- Directed by: Takafumi Uehara
- Written by: Dallas Jessup Catherine Wehage Maggie Jessup Jay Jessup
- Produced by: Maggie Jessup Aulani Wehage
- Starring: Josh Holloway Dallas Jessup Catherine Wehage Chief Brian Martinek Evangeline Lilly Chad Von Dette Park Maguire Matthew Wadzita Anthony Neal
- Cinematography: George Ayrouth
- Edited by: Takafumi Uehara
- Release date: 2006;
- Running time: 48 minutes
- Country: United States
- Language: English

= Just Yell Fire =

Just Yell Fire is a freely distributed 2006 film aimed at teaching young girls to defend themselves against attackers. Started as a school project by Dallas Jessup and Catherine Wehage, then freshman at St. Mary's Academy in Portland, Oregon, the project grew to include the celebrity endorsement of Josh Holloway and Evangeline Lilly of the television show Lost.

The video teaches viewers weak points on an attacker's body and how to effectively cause enough pain to those points to escape. It also tells viewers how to avoid becoming a target for rape and kidnapping to begin with.

The film's title references a point made in the video: that yelling help or rape may frighten potential witnesses or rescuers away, while yelling fire tends to draw a crowd.

== Inspiration and development ==
The idea that would become Just Yell Fire began when Jessup saw a news report including footage of Carlie Brucia being led away by Joseph P. Smith. Jessup contacted Chad Von Dette, who had instructed her in Filipino street fighting, and asked him to develop a method they could teach which would allow young girls to avoid Brucia's fate.

The project was originally going to be made on a much smaller scale. Dallas Jessup and Catherine Wehage planned to use home video equipment to shoot the project in San Diego, Von Dette's home city, during their spring break. When those plans fell through, the pair and their mothers used the additional time to begin expanding the idea.

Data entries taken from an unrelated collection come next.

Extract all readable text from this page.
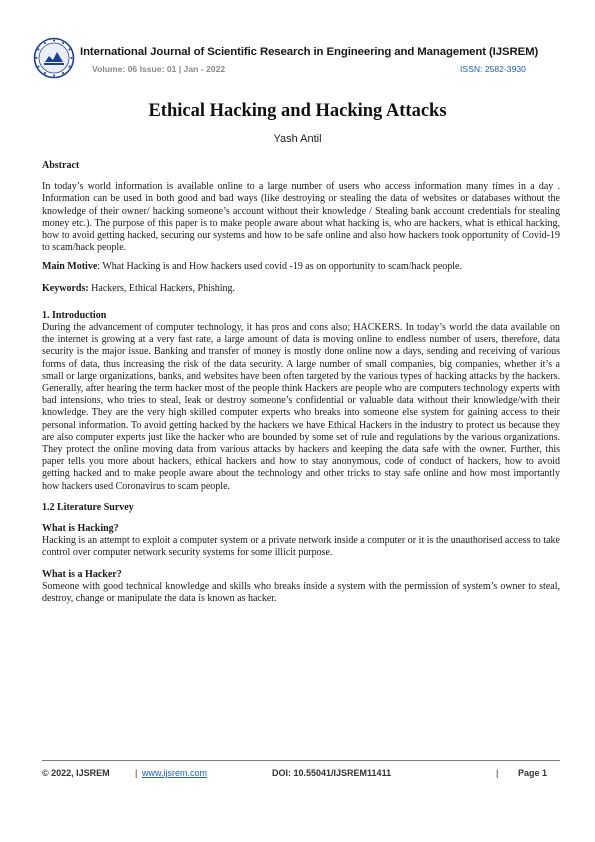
International Journal of Scientific Research in Engineering and Management (IJSREM)
Volume: 06 Issue: 01 | Jan - 2022	ISSN: 2582-3930
Ethical Hacking and Hacking Attacks
Yash Antil

Abstract

In today’s world information is available online to a large number of users who access information many times in a day . Information can be used in both good and bad ways (like destroying or stealing the data of websites or databases without the knowledge of their owner/ hacking someone’s account without their knowledge / Stealing bank account credentials for stealing money etc.). The purpose of this paper is to make people aware about what hacking is, who are hackers, what is ethical hacking, how to avoid getting hacked, securing our systems and how to be safe online and also how hackers took opportunity of Covid-19 to scam/hack people.

Main Motive: What Hacking is and How hackers used covid -19 as on opportunity to scam/hack people.

Keywords: Hackers, Ethical Hackers, Phishing.

1. Introduction

During the advancement of computer technology, it has pros and cons also; HACKERS. In today’s world the data available on the internet is growing at a very fast rate, a large amount of data is moving online to endless number of users, therefore, data security is the major issue. Banking and transfer of money is mostly done online now a days, sending and receiving of various forms of data, thus increasing the risk of the data security. A large number of small companies, big companies, whether it’s a small or large organizations, banks, and websites have been often targeted by the various types of hacking attacks by the hackers. Generally, after hearing the term hacker most of the people think Hackers are people who are computers technology experts with bad intensions, who tries to steal, leak or destroy someone’s confidential or valuable data without their knowledge/with their knowledge. They are the very high skilled computer experts who breaks into someone else system for gaining access to their personal information. To avoid getting hacked by the hackers we have Ethical Hackers in the industry to protect us because they are also computer experts just like the hacker who are bounded by some set of rule and regulations by the various organizations. They protect the online moving data from various attacks by hackers and keeping the data safe with the owner. Further, this paper tells you more about hackers, ethical hackers and how to stay anonymous, code of conduct of hackers, how to avoid getting hacked and to make people aware about the technology and other tricks to stay safe online and how most importantly how hackers used Coronavirus to scam people.

1.2 Literature Survey

What is Hacking?

Hacking is an attempt to exploit a computer system or a private network inside a computer or it is the unauthorised access to take control over computer network security systems for some illicit purpose.

What is a Hacker?

Someone with good technical knowledge and skills who breaks inside a system with the permission of system’s owner to steal, destroy, change or manipulate the data is known as hacker.

© 2022, IJSREM	| www.ijsrem.com	DOI: 10.55041/IJSREM11411	| Page 1
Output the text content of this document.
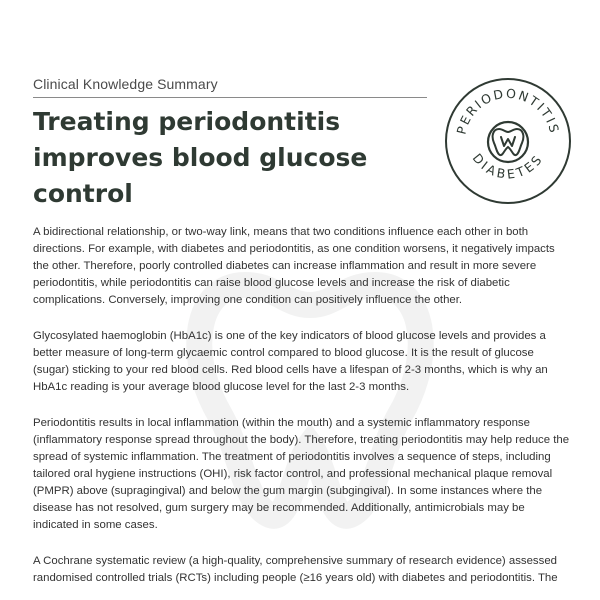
Clinical Knowledge Summary
Treating periodontitis improves blood glucose control
PERIODONTITIS
DIABETES

A bidirectional relationship, or two-way link, means that two conditions influence each other in both directions. For example, with diabetes and periodontitis, as one condition worsens, it negatively impacts the other. Therefore, poorly controlled diabetes can increase inflammation and result in more severe periodontitis, while periodontitis can raise blood glucose levels and increase the risk of diabetic complications. Conversely, improving one condition can positively influence the other.

Glycosylated haemoglobin (HbA1c) is one of the key indicators of blood glucose levels and provides a better measure of long-term glycaemic control compared to blood glucose. It is the result of glucose (sugar) sticking to your red blood cells. Red blood cells have a lifespan of 2-3 months, which is why an HbA1c reading is your average blood glucose level for the last 2-3 months.

Periodontitis results in local inflammation (within the mouth) and a systemic inflammatory response (inflammatory response spread throughout the body). Therefore, treating periodontitis may help reduce the spread of systemic inflammation. The treatment of periodontitis involves a sequence of steps, including tailored oral hygiene instructions (OHI), risk factor control, and professional mechanical plaque removal (PMPR) above (supragingival) and below the gum margin (subgingival). In some instances where the disease has not resolved, gum surgery may be recommended. Additionally, antimicrobials may be indicated in some cases.

A Cochrane systematic review (a high-quality, comprehensive summary of research evidence) assessed randomised controlled trials (RCTs) including people (≥16 years old) with diabetes and periodontitis. The
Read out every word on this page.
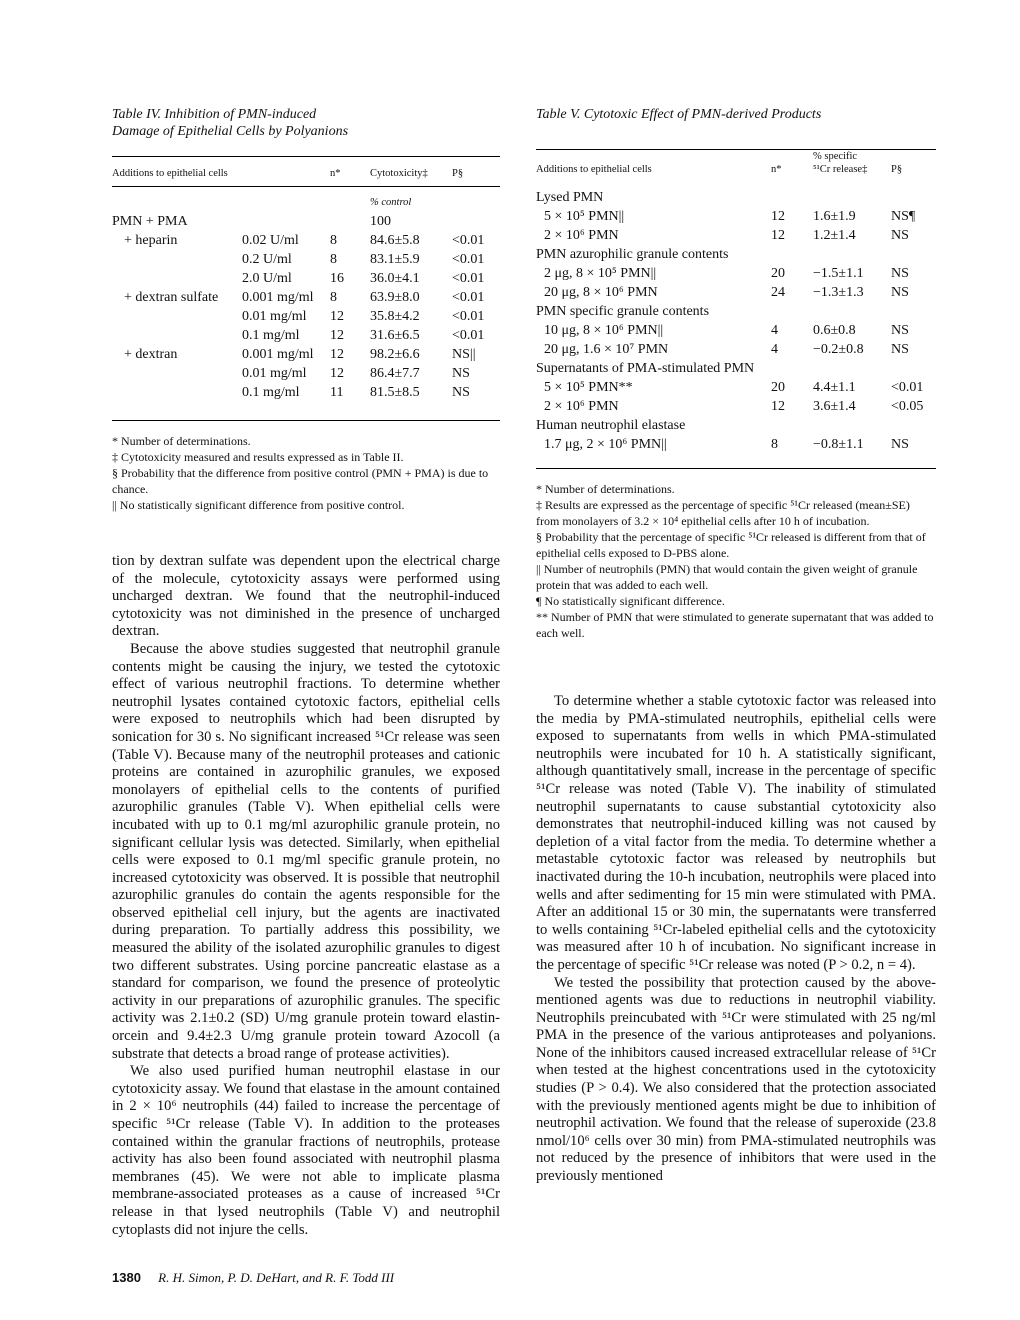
Table IV. Inhibition of PMN-induced
Damage of Epithelial Cells by Polyanions
Additions to epithelial cells		n*	Cytotoxicity‡	P§
			% control	
PMN + PMA			100	
+ heparin	0.02 U/ml	8	84.6±5.8	<0.01
	0.2 U/ml	8	83.1±5.9	<0.01
	2.0 U/ml	16	36.0±4.1	<0.01
+ dextran sulfate	0.001 mg/ml	8	63.9±8.0	<0.01
	0.01 mg/ml	12	35.8±4.2	<0.01
	0.1 mg/ml	12	31.6±6.5	<0.01
+ dextran	0.001 mg/ml	12	98.2±6.6	NS||
	0.01 mg/ml	12	86.4±7.7	NS
	0.1 mg/ml	11	81.5±8.5	NS

* Number of determinations.

‡ Cytotoxicity measured and results expressed as in Table II.

§ Probability that the difference from positive control (PMN + PMA) is due to chance.

|| No statistically significant difference from positive control.

tion by dextran sulfate was dependent upon the electrical charge of the molecule, cytotoxicity assays were performed using uncharged dextran. We found that the neutrophil-induced cytotoxicity was not diminished in the presence of uncharged dextran.

Because the above studies suggested that neutrophil granule contents might be causing the injury, we tested the cytotoxic effect of various neutrophil fractions. To determine whether neutrophil lysates contained cytotoxic factors, epithelial cells were exposed to neutrophils which had been disrupted by sonication for 30 s. No significant increased ⁵¹Cr release was seen (Table V). Because many of the neutrophil proteases and cationic proteins are contained in azurophilic granules, we exposed monolayers of epithelial cells to the contents of purified azurophilic granules (Table V). When epithelial cells were incubated with up to 0.1 mg/ml azurophilic granule protein, no significant cellular lysis was detected. Similarly, when epithelial cells were exposed to 0.1 mg/ml specific granule protein, no increased cytotoxicity was observed. It is possible that neutrophil azurophilic granules do contain the agents responsible for the observed epithelial cell injury, but the agents are inactivated during preparation. To partially address this possibility, we measured the ability of the isolated azurophilic granules to digest two different substrates. Using porcine pancreatic elastase as a standard for comparison, we found the presence of proteolytic activity in our preparations of azurophilic granules. The specific activity was 2.1±0.2 (SD) U/mg granule protein toward elastin-orcein and 9.4±2.3 U/mg granule protein toward Azocoll (a substrate that detects a broad range of protease activities).

We also used purified human neutrophil elastase in our cytotoxicity assay. We found that elastase in the amount contained in 2 × 10⁶ neutrophils (44) failed to increase the percentage of specific ⁵¹Cr release (Table V). In addition to the proteases contained within the granular fractions of neutrophils, protease activity has also been found associated with neutrophil plasma membranes (45). We were not able to implicate plasma membrane-associated proteases as a cause of increased ⁵¹Cr release in that lysed neutrophils (Table V) and neutrophil cytoplasts did not injure the cells.

Table V. Cytotoxic Effect of PMN-derived Products
Additions to epithelial cells	n*	% specific
⁵¹Cr release‡	P§
Lysed PMN			
5 × 10⁵ PMN||	12	1.6±1.9	NS¶
2 × 10⁶ PMN	12	1.2±1.4	NS
PMN azurophilic granule contents			
2 μg, 8 × 10⁵ PMN||	20	−1.5±1.1	NS
20 μg, 8 × 10⁶ PMN	24	−1.3±1.3	NS
PMN specific granule contents			
10 μg, 8 × 10⁶ PMN||	4	0.6±0.8	NS
20 μg, 1.6 × 10⁷ PMN	4	−0.2±0.8	NS
Supernatants of PMA-stimulated PMN			
5 × 10⁵ PMN**	20	4.4±1.1	<0.01
2 × 10⁶ PMN	12	3.6±1.4	<0.05
Human neutrophil elastase			
1.7 μg, 2 × 10⁶ PMN||	8	−0.8±1.1	NS

* Number of determinations.

‡ Results are expressed as the percentage of specific ⁵¹Cr released (mean±SE) from monolayers of 3.2 × 10⁴ epithelial cells after 10 h of incubation.

§ Probability that the percentage of specific ⁵¹Cr released is different from that of epithelial cells exposed to D-PBS alone.

|| Number of neutrophils (PMN) that would contain the given weight of granule protein that was added to each well.

¶ No statistically significant difference.

** Number of PMN that were stimulated to generate supernatant that was added to each well.

To determine whether a stable cytotoxic factor was released into the media by PMA-stimulated neutrophils, epithelial cells were exposed to supernatants from wells in which PMA-stimulated neutrophils were incubated for 10 h. A statistically significant, although quantitatively small, increase in the percentage of specific ⁵¹Cr release was noted (Table V). The inability of stimulated neutrophil supernatants to cause substantial cytotoxicity also demonstrates that neutrophil-induced killing was not caused by depletion of a vital factor from the media. To determine whether a metastable cytotoxic factor was released by neutrophils but inactivated during the 10-h incubation, neutrophils were placed into wells and after sedimenting for 15 min were stimulated with PMA. After an additional 15 or 30 min, the supernatants were transferred to wells containing ⁵¹Cr-labeled epithelial cells and the cytotoxicity was measured after 10 h of incubation. No significant increase in the percentage of specific ⁵¹Cr release was noted (P > 0.2, n = 4).

We tested the possibility that protection caused by the above-mentioned agents was due to reductions in neutrophil viability. Neutrophils preincubated with ⁵¹Cr were stimulated with 25 ng/ml PMA in the presence of the various antiproteases and polyanions. None of the inhibitors caused increased extracellular release of ⁵¹Cr when tested at the highest concentrations used in the cytotoxicity studies (P > 0.4). We also considered that the protection associated with the previously mentioned agents might be due to inhibition of neutrophil activation. We found that the release of superoxide (23.8 nmol/10⁶ cells over 30 min) from PMA-stimulated neutrophils was not reduced by the presence of inhibitors that were used in the previously mentioned

1380 R. H. Simon, P. D. DeHart, and R. F. Todd III
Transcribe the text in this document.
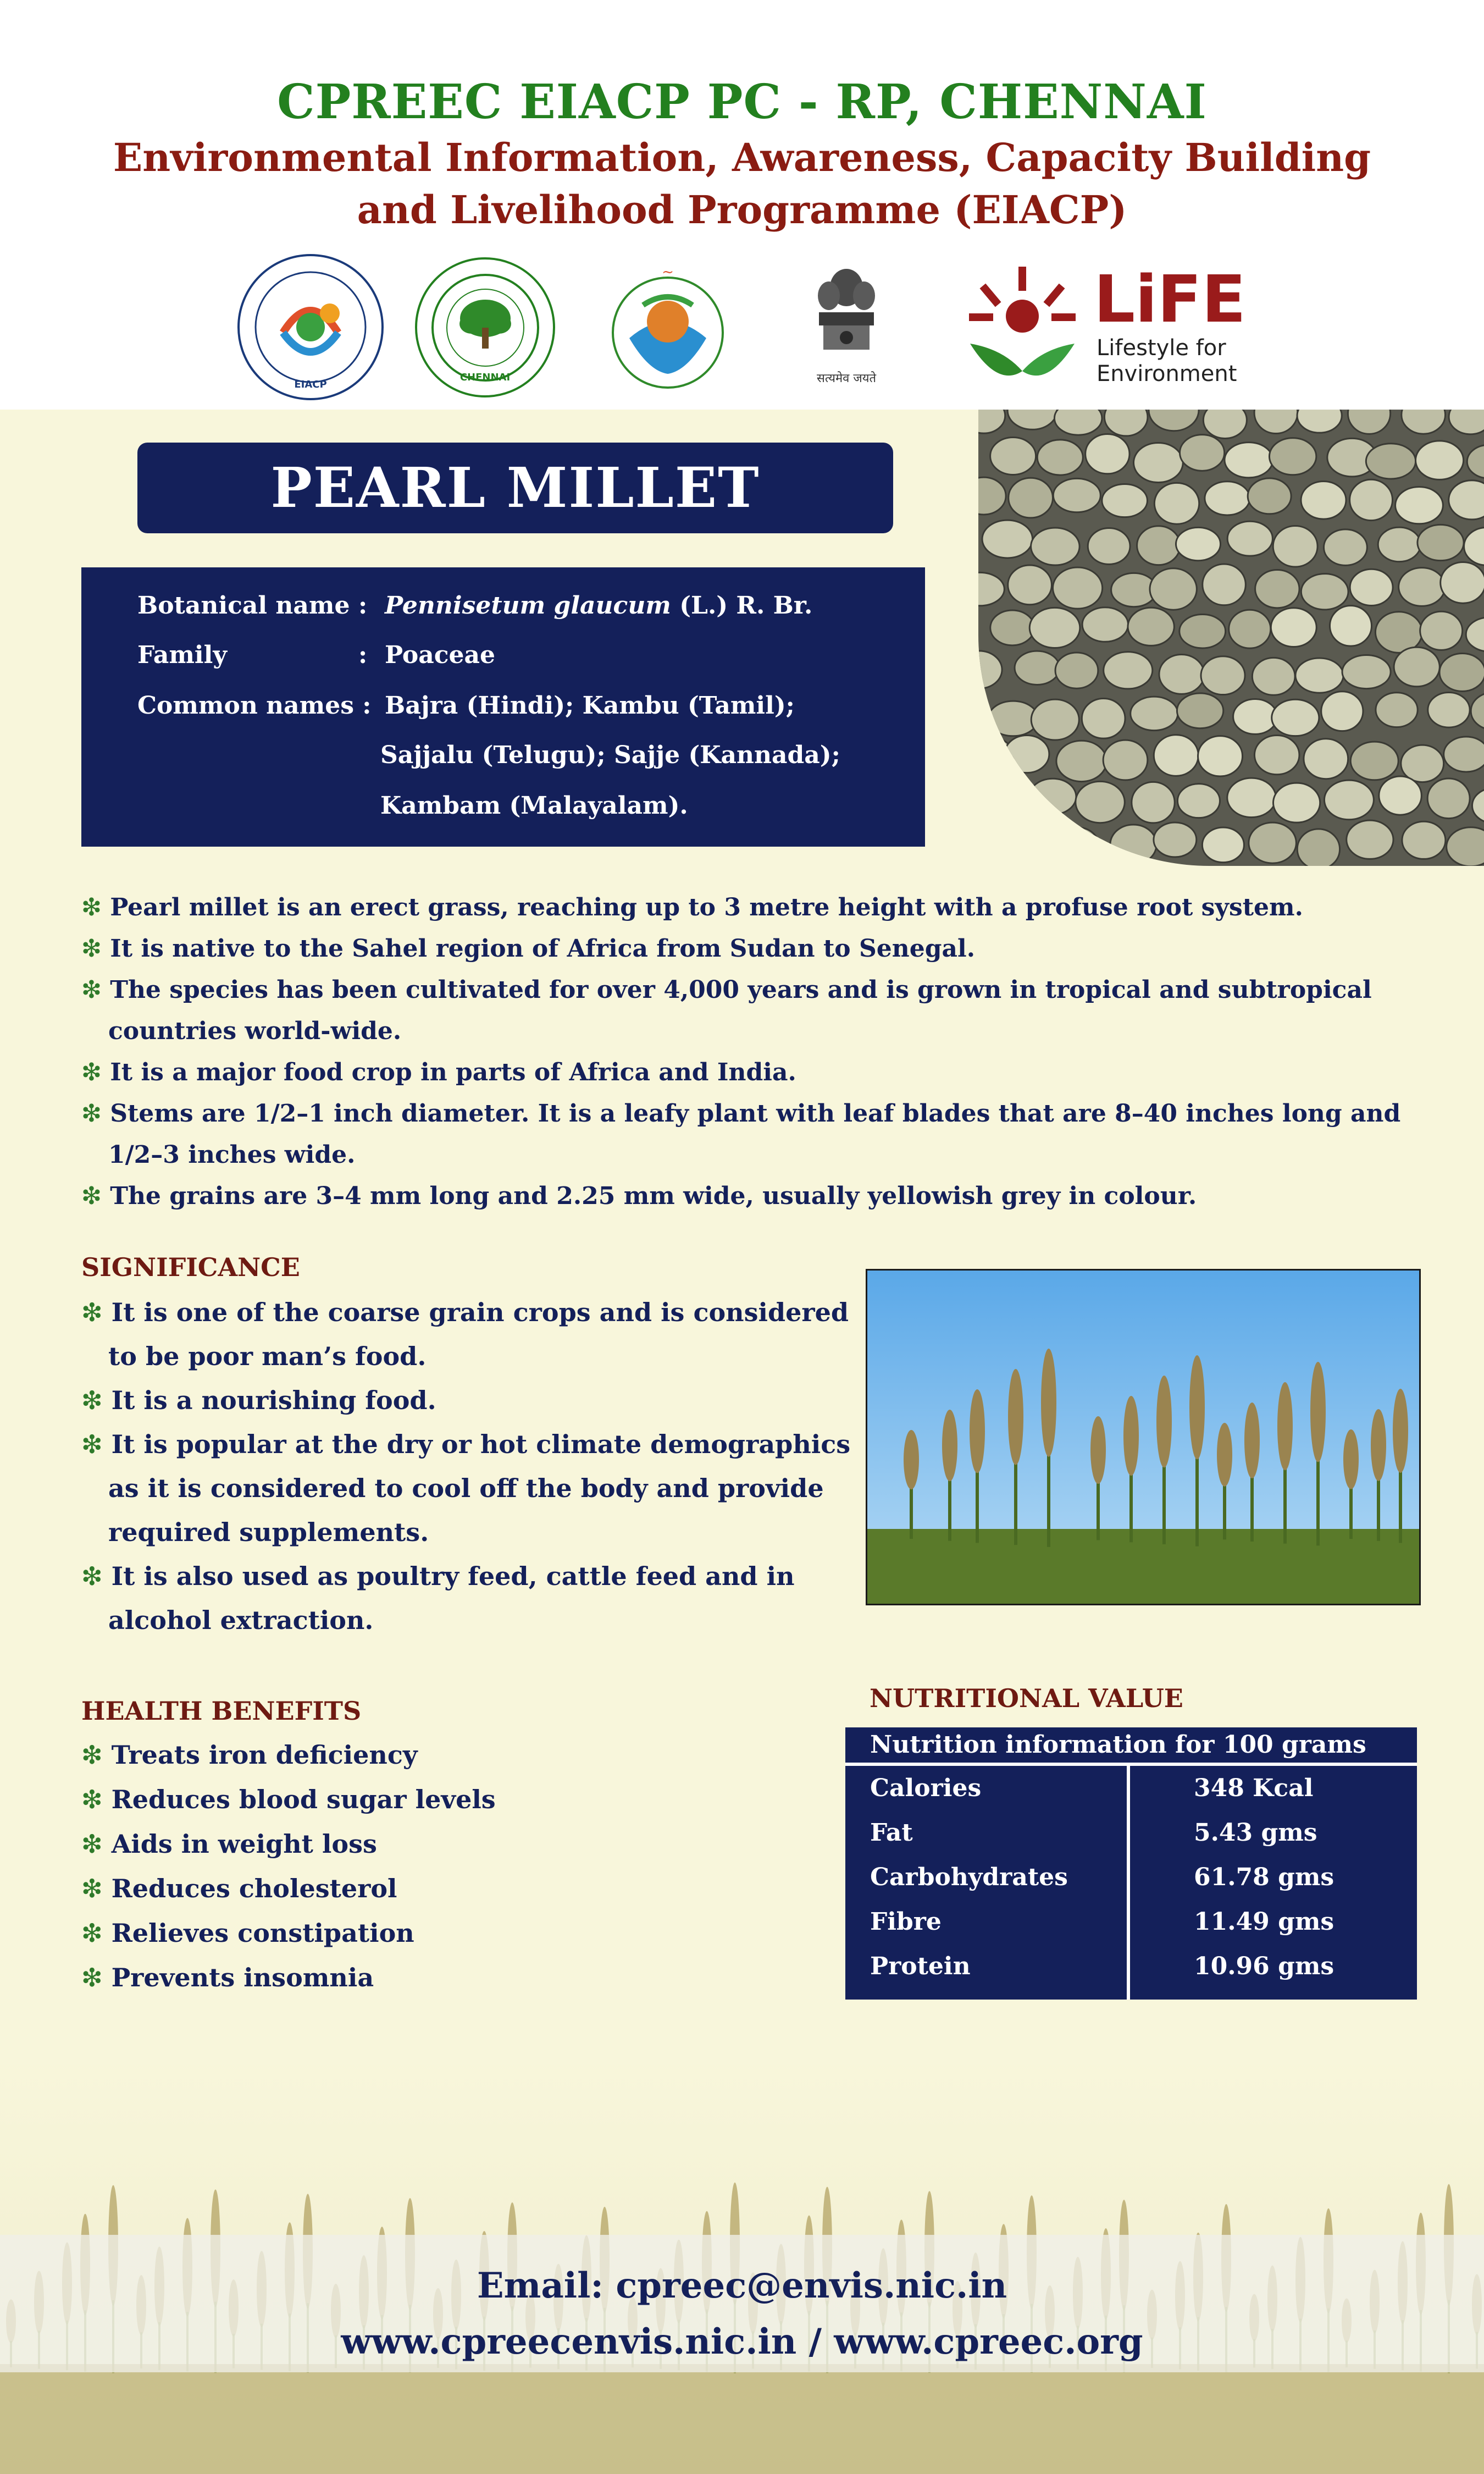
CPREEC EIACP PC - RP, CHENNAI
Environmental Information, Awareness, Capacity Building
and Livelihood Programme (EIACP)
EIACP
CHENNAI
~
सत्यमेव जयते
LiFE
Lifestyle for
Environment
PEARL MILLET
Botanical name : Pennisetum glaucum (L.) R. Br.
Family	: Poaceae
Common names : Bajra (Hindi); Kambu (Tamil);
Sajjalu (Telugu); Sajje (Kannada);
Kambam (Malayalam).
❇ Pearl millet is an erect grass, reaching up to 3 metre height with a profuse root system.
❇ It is native to the Sahel region of Africa from Sudan to Senegal.
❇ The species has been cultivated for over 4,000 years and is grown in tropical and subtropical
countries world-wide.
❇ It is a major food crop in parts of Africa and India.
❇ Stems are 1/2–1 inch diameter. It is a leafy plant with leaf blades that are 8–40 inches long and
1/2–3 inches wide.
❇ The grains are 3–4 mm long and 2.25 mm wide, usually yellowish grey in colour.
SIGNIFICANCE
❇ It is one of the coarse grain crops and is considered
to be poor man’s food.
❇ It is a nourishing food.
❇ It is popular at the dry or hot climate demographics
as it is considered to cool off the body and provide
required supplements.
❇ It is also used as poultry feed, cattle feed and in
alcohol extraction.
HEALTH BENEFITS
❇ Treats iron deficiency
❇ Reduces blood sugar levels
❇ Aids in weight loss
❇ Reduces cholesterol
❇ Relieves constipation
❇ Prevents insomnia
NUTRITIONAL VALUE
Nutrition information for 100 grams
Calories	348 Kcal
Fat	5.43 gms
Carbohydrates	61.78 gms
Fibre	11.49 gms
Protein	10.96 gms
Email: cpreec@envis.nic.in
www.cpreecenvis.nic.in / www.cpreec.org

The script was then reworked and taken to Clackamas Community College, where Wehage's mother worked. Jessup's mother attended a workshop at the college to learn about pre-production, and it was Clackamas music instructor Brian Rose who brought his friend Takafumi Uehara into the project to direct. Uehara, in turn, brought in other professionals to aid in the production.

The celebrity connection came through Wehage's cousin, who works on the set of the television series Lost. Through him, the girls were able to ask for Lilly and Holloway's aid in the project.

== Production and distribution ==
Principal shooting was done over a span of five days in June 2006, primarily on the campus of Clackamas Community College in Oregon City, Oregon. Holloway and Lilly's segments in the video were shot separately from the rest of the film, in Hawaii, while Lost was on hiatus.

The film was completed by the end of the summer. After showings in late September and early October, Just Yell Fire was released for free online download. As of April 2008, the website has exceeded 5,000,000 hits, and over 425,000 DVDs have been given away or downloaded.

Jessup, Wehage, and fellow actor Matthew Wadzita continue the project speaking at schools, summer camps, and to groups. The presentation includes a showing of the film, a question and answer session, and then every girl there receives a DVD.

Jessup has developed a training course for PE Teachers and Coaches training them to in turn train students in the Just Yell Fire self-defense techniques. In 2012, Jessup received the World of Children Youth Award.